COAT A SPOON When a thin, even film covers the back of a wooden spoon after it has been dipped into a cooked mixture. If a finger is dragged on the spoon and the mixture does not come back together, it’s done cooking.
COMBINE To stir together two or more ingredients until mixed.
COOL To allow a mixture or final product to come to room temperature.
CREAM To beat one or more ingredients until the mixture is smooth and fluffy. Usually this includes butter, sugar, and/or eggs.
DRIZZLE To drip a glaze or icing over food in thin, even layer, using the end of a spoon or lip of a bowl.
DUST To sprinkle lightly with sugar, flour, or cocoa. This is best done with a sieve or sifter, but you can also use your hands if it doesn't need to be precise.
FOLD To combine two substances gently in an effort to maintain a fluffy texture. (Whipped cream or egg whites, for instance, will deflate if stirred.) Using a spatula, cut down through the center of the two mixtures and slowly bring the bottom, heavier mixture back up to the top; think of it as a "down-across-up-and-over motion." This should be done a few times in order to fully incorporate both mixtures.
GLAZE To coat a cake or tart with a liquid, thin icing, or jelly before or after it is baked.
GRATE To shred with a handheld grater or food processor.
KNEAD To fold, push, and turn dough to produce a smooth, elastic texture.
MIX UNTIL JUST COMBINED To stir ingredients together until they are just barely, but fully, combined. This is to prevent over-mixing.
SCALDING When one heats a mixture or liquid to just below the boiling point.
SEPERATING EGGS Crack Egg Open, Separate Yolk Using The Shell Break the egg in half along its widest part. Hold both halves broken side up. One of them should have egg white and yolk, and the other only egg white. Empty the egg whites without yolk into a bowl. Slide the yolk from the other half-shell into the emptied shell, taking with it as small an amount of egg white as possible. Pay attention to the yolk and try not to pierce it at the jagged shell edges. Repeat until there is no longer any separable egg white remaining. Don’t fret – it’s OK to have a tiny amount of whites with the yolks. Nobody’s perfect!
SEPERATING EGGS: METHOD #2 Use Your Hands to Separate Egg Whites from Yolks Break the egg in half into a clean hand over a bowl. Hold your fingers a little bit apart and let the white slip through, leaving the yolk in your hand. Place yolk in another bowl.
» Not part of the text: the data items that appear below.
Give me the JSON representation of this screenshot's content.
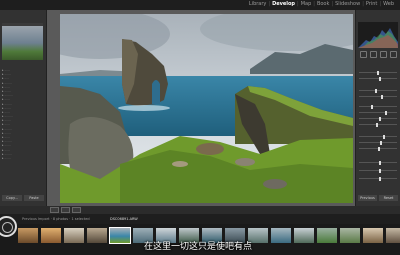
{
  "modules": [
    "Library",
    "Develop",
    "Map",
    "Book",
    "Slideshow",
    "Print",
    "Web"
  ],
  "active_module": "Develop",
  "subtitle": "在这里一切这只是使吧有点",
  "filename": "DSC06891.ARW",
  "film_info": "Previous Import · 8 photos · 1 selected",
  "left_buttons": [
    "Copy...",
    "Paste"
  ],
  "right_buttons": [
    "Previous",
    "Reset"
  ]
}
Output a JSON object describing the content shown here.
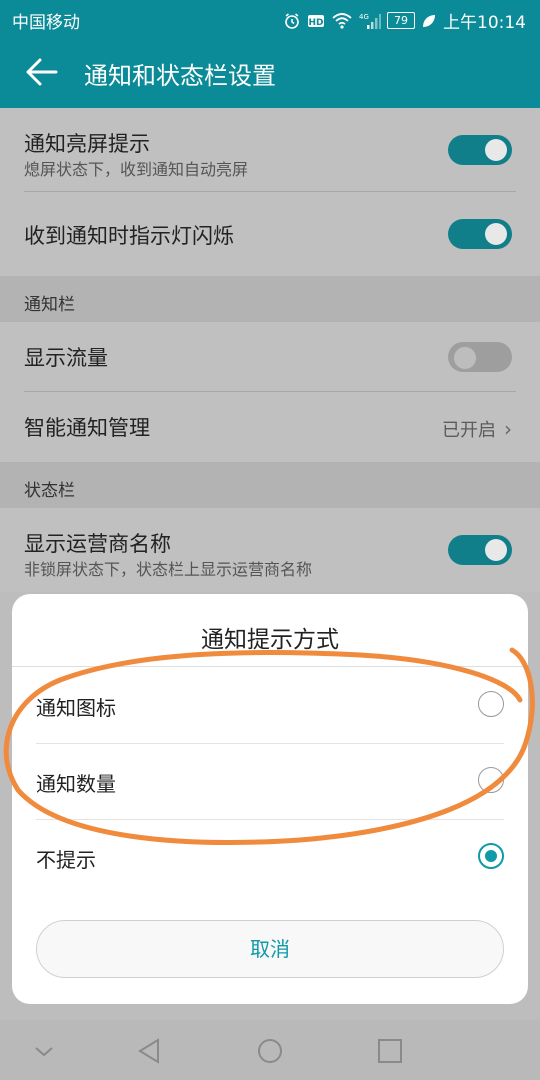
{
  "status_bar": {
    "carrier": "中国移动",
    "icons": [
      "alarm-icon",
      "hd-icon",
      "wifi-icon",
      "4g-signal-icon",
      "battery-icon",
      "leaf-icon"
    ],
    "battery": "79",
    "time": "上午10:14"
  },
  "app_bar": {
    "title": "通知和状态栏设置",
    "back_icon": "arrow-left-icon"
  },
  "settings": {
    "row1": {
      "label": "通知亮屏提示",
      "sub": "熄屏状态下，收到通知自动亮屏",
      "toggle": true
    },
    "row2": {
      "label": "收到通知时指示灯闪烁",
      "toggle": true
    },
    "section_notify": "通知栏",
    "row3": {
      "label": "显示流量",
      "toggle": false
    },
    "row4": {
      "label": "智能通知管理",
      "value": "已开启"
    },
    "section_status": "状态栏",
    "row5": {
      "label": "显示运营商名称",
      "sub": "非锁屏状态下，状态栏上显示运营商名称",
      "toggle": true
    }
  },
  "dialog": {
    "title": "通知提示方式",
    "options": [
      {
        "label": "通知图标",
        "selected": false
      },
      {
        "label": "通知数量",
        "selected": false
      },
      {
        "label": "不提示",
        "selected": true
      }
    ],
    "cancel": "取消"
  },
  "colors": {
    "accent": "#0b8a97",
    "toggle_on": "#117f8a",
    "radio": "#0e9aa7",
    "annotation": "#f08a3c"
  },
  "nav_bar": {
    "icons": [
      "chevron-down-icon",
      "back-triangle-icon",
      "home-circle-icon",
      "recents-square-icon"
    ]
  }
}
SOFTENED To leave butter or cream cheese out in room temperature so that it is soft enough for easy blending, but not melted.
SOFT PEAKS When egg whites or whipping cream is beaten until they form soft, rounded peaks when the beater or whisk is lifted up.
STIFF PEAKS When egg whites or whipping cream is beaten until it holds stiff, pointed peaks when the beater or whisk is lifted up.
ZEST To grate the peel of citrus fruits such as lemons, limes, oranges, and grapefruits. This releases the concentrated flavors that reside in the oils of the fruit’s skin. Use the small angled-hole side of a box grater and rub lightly to avoid getting the white pith. For broader strips of zest, use a peeler or a sharp knife to cut away the skin.